The two poems of 1903, the Poeme tragique and the Poeme satanique, alternately project tumult, the first in hammered chords and broad arpeggios in the left hand. Scriabin asks that the middle section be played irato, fiero, removing any sense of rest or respite in the mortal storm. Perhaps Scriabin wished to “answer” Liszt’s Mephisto series of waltzes and polkas, but his own “satan” seems liquid and skittishly elusive, asking for a riso ironico, a derisive laugh that we know from Eine Faust-Sinfonie. The broken-chord play becomes increasingly agitated and enigmatic, at once.
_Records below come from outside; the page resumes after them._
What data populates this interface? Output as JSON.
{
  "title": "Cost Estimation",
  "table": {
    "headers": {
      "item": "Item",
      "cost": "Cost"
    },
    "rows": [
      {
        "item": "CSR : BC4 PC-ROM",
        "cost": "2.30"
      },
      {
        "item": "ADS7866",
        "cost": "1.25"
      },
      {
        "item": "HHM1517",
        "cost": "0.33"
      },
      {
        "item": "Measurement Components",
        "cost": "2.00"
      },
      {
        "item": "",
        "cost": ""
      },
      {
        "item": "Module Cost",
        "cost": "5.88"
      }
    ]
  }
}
While Scriabin had published a set of Etudes, Op. 8, his 1903 set of eight Etudes, Op. 42 reveals a new depth and intricacy of expression. The first in D-flat Major, Presto, sets a chord of nine notes against five in the left hand. The moods, quite mercurial, shift in velocity, metrics, touch, and texture. The No. 2 lacks any tempo indication, set in F-sharp minor. A dotted rhythm in the right hand flows over quintuplets in the left. Marked Prestissimo, also in F-sharp minor, No. 3 moves in shimmering triplets, quite the child of Chopin.  No. 4, Andante, in F-sharp Major, returns to the world of Scriabin’s nocturnal reveries, liquid silver from Kholodenko.  No. 5, Affetuoso, in C-sharp minor, remained a favorite of the composer. It subscribes to the Promethean ethos, building an obsessive theme over agitated arpeggios. Elemetns of No. 5 and No. 2 infiltrate the Etude No. 6, Esaltato, in D-flat Major, has the subdued character as Ravel’s valley of bells. The condensed Agitato, No. 7 in F minor, proffers triplets against eighths, utilizing big stretches in the hands. An Allegro (E-flat Major) in ternary form, the last etude plays as an improvisation in ripple effects, but it suddenly breaks off into a nocturne whose message seems solemn against the otherwise fleeting motion of the outside sections.